POTA – Badan Usaha Milik Desa (BumDes) Desa Nanga Mbaling, Kecamatan Sambi Rampas, Provinsi Nusa Tenggara Timur (NTT) disebut tak pernah dievaluasi. Dana yang perlu dievaluasi tersebut khusus pengelolaan BumDes tahun anggaran 2018-2019 silam.
Hal tersebut diutarakan sumber Journalpost.id yang merupakan warga Desa Nanga Mbaling pada Minggu (20/1/2025). “Sejak tahun 2018-2019, kalau tidak salah artinya tidak dievaluasi,” kata warga yang tak mau disebutkan namanya itu.
Dia menduga ada penyelewengan dalam pengelolaan dana BumDes tersebut. “Karena tidak transparan kepada masyarakat dana BumDes di desa kami ini,” tegasnya.
Diketahui, BumDes Desa Nanga Mbaling dibentuk pada tahun 2016-2017 silam. Saat itu Kepala Desa dijabat Anwar. Alokasi anggaran untuk BumDes Rp100 juta. Dalam Rencana Anggaran Biaya (RAB), anggaran tersebut bisa ditambahkan apabila BumDes berjalan bagus.
“Berjalan satu tahun kerja pengurus melakukan program kerja dengan pembelian hasil pertanian berupa padi dengan keuntungan Rp4 juta lebih kurang,” bebernya.
“Karena kurang maksimal pembelian padi, akhirnya pengurus melakukan perubahan program dengan pengadaan bibit bawang. Tapi sampai sekarang belum ada evaluasi capaian kinerja pengurus,” tambahnya.
Masyarakat Desa Nanga Mbaling pun berharap kepada aparat penegak hukum (APH) melakukan penyelidikan terhadap pengelolaan BumDes tersebut.
“Harapan Kami dari masyarakat untuk meminta kepada pihak yang berwajib dalam hal ini Kejari Reok untuk panggil ketua BumDes, Desa Nanga Mbaling untuk dipertanggungjawabkan terkait dana BUMDES tersebut,” tukasnya.
Media ini telah menghubungi Ketua BumDes namun yang bersangkutan tidak menjawab.

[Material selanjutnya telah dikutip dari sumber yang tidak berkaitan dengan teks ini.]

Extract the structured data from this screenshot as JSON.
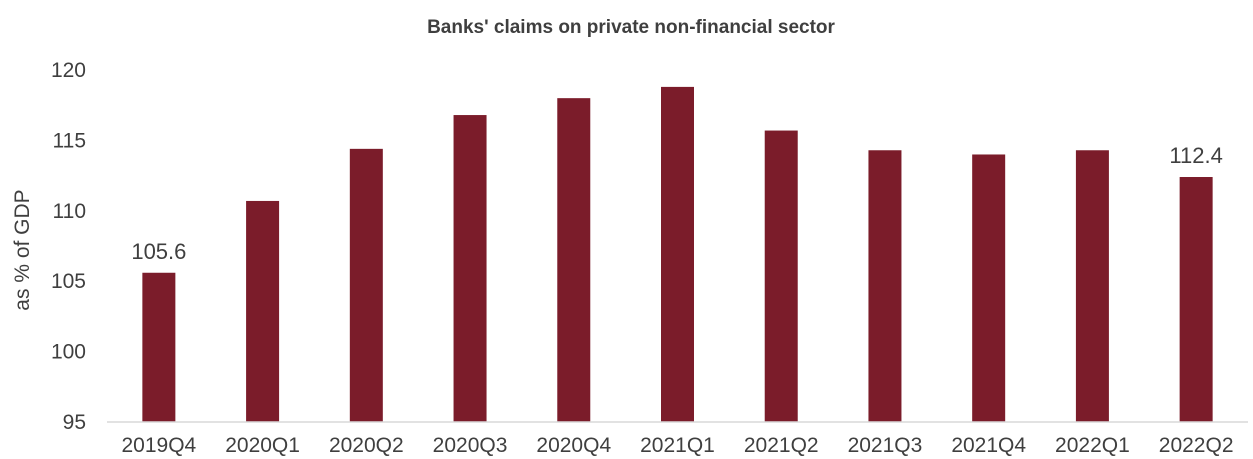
{
  "colors": {
    "bar": "#7b1c2a",
    "text": "#3f3f3f",
    "axis_line": "#d9d9d9"
  },
  "chart_data": {
    "type": "bar",
    "title": "Banks' claims on private non-financial sector",
    "xlabel": "",
    "ylabel": "as % of GDP",
    "ylim": [
      95,
      120
    ],
    "yticks": [
      95,
      100,
      105,
      110,
      115,
      120
    ],
    "grid": false,
    "categories": [
      "2019Q4",
      "2020Q1",
      "2020Q2",
      "2020Q3",
      "2020Q4",
      "2021Q1",
      "2021Q2",
      "2021Q3",
      "2021Q4",
      "2022Q1",
      "2022Q2"
    ],
    "values": [
      105.6,
      110.7,
      114.4,
      116.8,
      118.0,
      118.8,
      115.7,
      114.3,
      114.0,
      114.3,
      112.4
    ],
    "data_labels": [
      {
        "category": "2019Q4",
        "text": "105.6"
      },
      {
        "category": "2022Q2",
        "text": "112.4"
      }
    ]
  }
}
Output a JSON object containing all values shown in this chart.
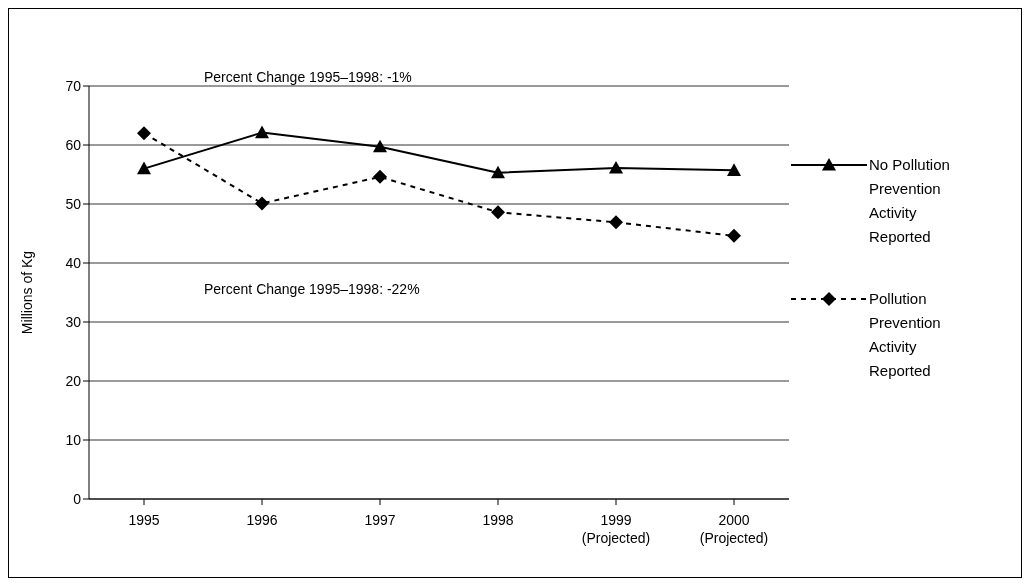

Diketahui, dasar hukum pendirian BumDes diatur dalam Peraturan Pemerintah Nomor 11 Tahun 2021. Dengan adanya Peraturan Pemerintah Nomor 11 Tahun 2021 ini, dapat menjadi payung hukum sebuah BUMDes yang dapat dijadikan pedoman agar lebih tertata dan dapat terarah dalam pengelolaannya.
Dalam PP ini diatur juga struktur organisasi BUMDes terdiri atas Musyawarah Desa/Musyawarah Antar Desa, penasihat, pelaksana operasional, dan pengawas.
Dalam BAB IV Pasal 16 PP tersebut menyebutkan bahwa Musyawarah Desa/Musyawarah Antar Desa merupakan pemegang kekuasaan tertinggi. Musyawarah Desa/Musyawarah Antar Desa dihadiri oleh badan permusyawaratan desa, pemerintah desa, dan unsur masyarakat yang pelaksanaannya diatur dalam Anggaran Dasar.
“Musyawarah Desa/Musyawarah Antar Desa memiliki wewenang menetapkan pendirian BUMDes, menetapkan anggaran dasar BUMDes serta perubahannya, dan beberapa tugas lain,” demikian bunyi pasal 17 PP itu.